Il est fort probable que vous ayez suivi chaque chargement en transit durant ces semaines grâce à un point de géolocalisation sur une carte. Ce que vous n'aviez probablement pas, c'était le moyen de savoir quelles remorques sont restées 40 minutes à quai portes ouvertes, quels groupes frigorifiques sont passés en mode cyclique au lieu de fonctionner en continu, ou quelles palettes ont dépassé les 8°C dès la troisième heure sans jamais redescendre.
C'est précisément ce décalage que cet article aborde.

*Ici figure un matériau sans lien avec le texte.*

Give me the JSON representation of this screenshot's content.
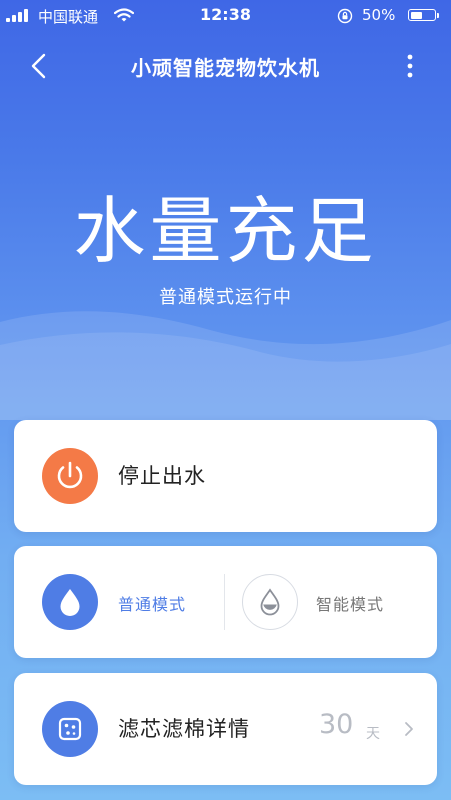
{
  "status_bar": {
    "carrier": "中国联通",
    "time": "12:38",
    "battery_percent": "50%",
    "battery_level": 0.5
  },
  "header": {
    "title": "小顽智能宠物饮水机"
  },
  "hero": {
    "status": "水量充足",
    "mode_status": "普通模式运行中"
  },
  "controls": {
    "power": {
      "label": "停止出水",
      "icon": "power-icon",
      "color": "#f47a47"
    },
    "modes": [
      {
        "label": "普通模式",
        "icon": "water-drop-icon",
        "active": true,
        "color": "#4f7de5"
      },
      {
        "label": "智能模式",
        "icon": "water-drop-half-icon",
        "active": false,
        "color": "#777777"
      }
    ],
    "filter": {
      "label": "滤芯滤棉详情",
      "days": "30",
      "unit": "天",
      "icon": "filter-icon"
    }
  },
  "colors": {
    "accent": "#4f7de5",
    "power": "#f47a47",
    "header_gradient_top": "#3f67e6",
    "background_bottom": "#7cbdf4"
  }
}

La plupart des équipes ont investi dans la visibilité pour n'obtenir qu'une vision partielle : la localisation, obtenue indirectement via les scans des transporteurs et mise à jour au gré des interventions humaines. Cette donnée est utile pour la coordination et l'information client, mais elle ne vous renseigne en rien sur l'état réel de la marchandise et ne vous laisse aucune marge de manœuvre pour agir.
Nous avons défini les limites de la visibilité de la chaîne logistique dans notre article sur l'observabilité, et analysé un symptôme précis dans notre dossier sur les appels de suivi. Voici maintenant un état des lieux complet : cinq raisons pour lesquelles la simple géolocalisation ne suffit plus à justifier son coût, et ce que chacune d'elles vous coûte réellement.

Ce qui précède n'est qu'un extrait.